Three Ships wasn’t Clayton’s first venture into business, leadership or trailblazing. The Raleigh native received a Morehead-Cain scholarship and attended UNC Chapel Hill, where he earned an economics degree along with a Phi Beta Kappa key. While in school, he founded Carrboro software company New Media Campaigns Corp., which continues to thrive. At UNC, Clayton realized that he liked building businesses but was concerned that he didn’t know much about it.
So he applied to Harvard, though the business school rarely accepts students straight out of undergraduate programs. “They always want you to have at least two to four years of work experience first,” George says.
At Harvard, Clayton was particularly interested in the role of social media. “Back in 2009, social media was still a very new thing” for business marketing, Clayton says. “Facebook was just getting into selling advertising.”
After graduation, Clayton sold part of his stake in New Media Campaigns and used the proceeds to start Three Ships. Businesses were skeptical about whether digital marketing could help them, but they were also intrigued. In his first six months, he knocked on lots of doors, learning that his relative youth worked in his favor.
“If I had wanted to start in investment banking in 2009, being young and inexperienced would have been a huge problem. But as social media was coming of age, and digital marketing was becoming mainstream, being young and inexperienced was the best qualification you could possibly have. People would look at me and say, ‘How old are you? You must be good at this stuff!’”
Clayton didn’t just show up on sales calls and make small talk, he says. “We would write informative data-driven research briefings on digital marketing trends and what they meant for our clients. That was our early edge. We had plenty of time and no money.”
Clayton doesn’t plan to sell or leave Three Ships. “I’m doing work that I love,” he wrote in an email, “and my goal is to work until I’m 100!”

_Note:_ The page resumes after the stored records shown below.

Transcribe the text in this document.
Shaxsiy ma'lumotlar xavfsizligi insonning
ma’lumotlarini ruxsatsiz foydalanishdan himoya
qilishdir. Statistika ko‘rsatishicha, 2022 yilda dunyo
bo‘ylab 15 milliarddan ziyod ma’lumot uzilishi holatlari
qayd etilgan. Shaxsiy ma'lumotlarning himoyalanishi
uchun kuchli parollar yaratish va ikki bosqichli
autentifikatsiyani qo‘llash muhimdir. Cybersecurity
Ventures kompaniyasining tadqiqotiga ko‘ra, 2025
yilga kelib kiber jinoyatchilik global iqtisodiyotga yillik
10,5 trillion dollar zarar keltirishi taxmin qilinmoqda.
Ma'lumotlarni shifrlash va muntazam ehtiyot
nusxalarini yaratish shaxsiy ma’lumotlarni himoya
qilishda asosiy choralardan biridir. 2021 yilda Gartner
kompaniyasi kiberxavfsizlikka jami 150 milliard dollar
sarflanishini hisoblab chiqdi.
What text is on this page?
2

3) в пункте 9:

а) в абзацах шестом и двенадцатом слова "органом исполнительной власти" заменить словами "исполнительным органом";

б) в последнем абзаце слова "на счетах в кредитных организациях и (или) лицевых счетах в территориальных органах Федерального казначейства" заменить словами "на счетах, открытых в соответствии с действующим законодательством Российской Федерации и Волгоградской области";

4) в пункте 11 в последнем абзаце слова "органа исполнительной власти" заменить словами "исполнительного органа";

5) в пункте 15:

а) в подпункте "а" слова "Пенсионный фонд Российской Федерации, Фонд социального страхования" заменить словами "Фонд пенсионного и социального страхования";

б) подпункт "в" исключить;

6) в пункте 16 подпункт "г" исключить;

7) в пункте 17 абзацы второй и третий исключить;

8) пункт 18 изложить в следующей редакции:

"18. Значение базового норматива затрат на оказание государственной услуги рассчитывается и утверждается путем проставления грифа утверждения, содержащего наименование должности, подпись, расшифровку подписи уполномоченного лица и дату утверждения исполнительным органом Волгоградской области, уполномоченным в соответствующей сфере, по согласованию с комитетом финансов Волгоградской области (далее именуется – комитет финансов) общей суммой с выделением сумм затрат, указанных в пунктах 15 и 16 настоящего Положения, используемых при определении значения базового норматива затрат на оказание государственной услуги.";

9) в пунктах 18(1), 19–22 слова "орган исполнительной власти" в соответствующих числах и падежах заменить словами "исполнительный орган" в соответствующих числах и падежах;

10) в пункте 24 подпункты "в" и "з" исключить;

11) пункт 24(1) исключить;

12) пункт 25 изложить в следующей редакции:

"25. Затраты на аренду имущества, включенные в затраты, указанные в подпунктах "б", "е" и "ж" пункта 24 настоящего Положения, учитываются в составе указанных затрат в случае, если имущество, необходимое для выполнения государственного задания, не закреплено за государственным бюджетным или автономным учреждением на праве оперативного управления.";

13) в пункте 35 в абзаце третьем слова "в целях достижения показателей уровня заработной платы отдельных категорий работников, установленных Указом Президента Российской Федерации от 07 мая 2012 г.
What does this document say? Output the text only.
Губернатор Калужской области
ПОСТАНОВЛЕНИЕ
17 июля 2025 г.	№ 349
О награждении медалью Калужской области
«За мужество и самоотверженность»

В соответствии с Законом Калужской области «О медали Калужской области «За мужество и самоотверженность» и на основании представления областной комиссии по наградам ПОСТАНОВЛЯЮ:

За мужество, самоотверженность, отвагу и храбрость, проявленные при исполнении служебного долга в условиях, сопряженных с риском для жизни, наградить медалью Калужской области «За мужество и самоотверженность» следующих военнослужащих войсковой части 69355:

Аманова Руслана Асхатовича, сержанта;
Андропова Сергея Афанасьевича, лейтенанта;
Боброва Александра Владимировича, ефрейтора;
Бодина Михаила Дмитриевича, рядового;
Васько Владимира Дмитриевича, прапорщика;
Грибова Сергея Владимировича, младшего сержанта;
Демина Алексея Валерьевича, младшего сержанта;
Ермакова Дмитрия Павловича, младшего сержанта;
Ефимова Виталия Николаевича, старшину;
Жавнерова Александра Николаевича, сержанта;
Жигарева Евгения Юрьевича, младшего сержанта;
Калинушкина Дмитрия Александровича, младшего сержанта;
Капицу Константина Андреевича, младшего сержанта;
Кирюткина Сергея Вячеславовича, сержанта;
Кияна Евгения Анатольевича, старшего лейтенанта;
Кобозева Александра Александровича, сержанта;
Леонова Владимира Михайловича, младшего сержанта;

That’s a mere 69 years away.
Clayton, whose father, Jack, heads Wells Fargo operations in eastern North Carolina, said he owes much of his confidence and optimism to his close-knit family. The younger Clayton needed all of that confidence and optimism and more as he started Three Ships during the worst recession in decades. Noting that beauty-care giant Revlon opened during the Great Depression and Google at the end of the tech bubble in the early 2000s, Clayton focuses on what he believes is possible, not what isn’t. “I think there is opportunity all the time.”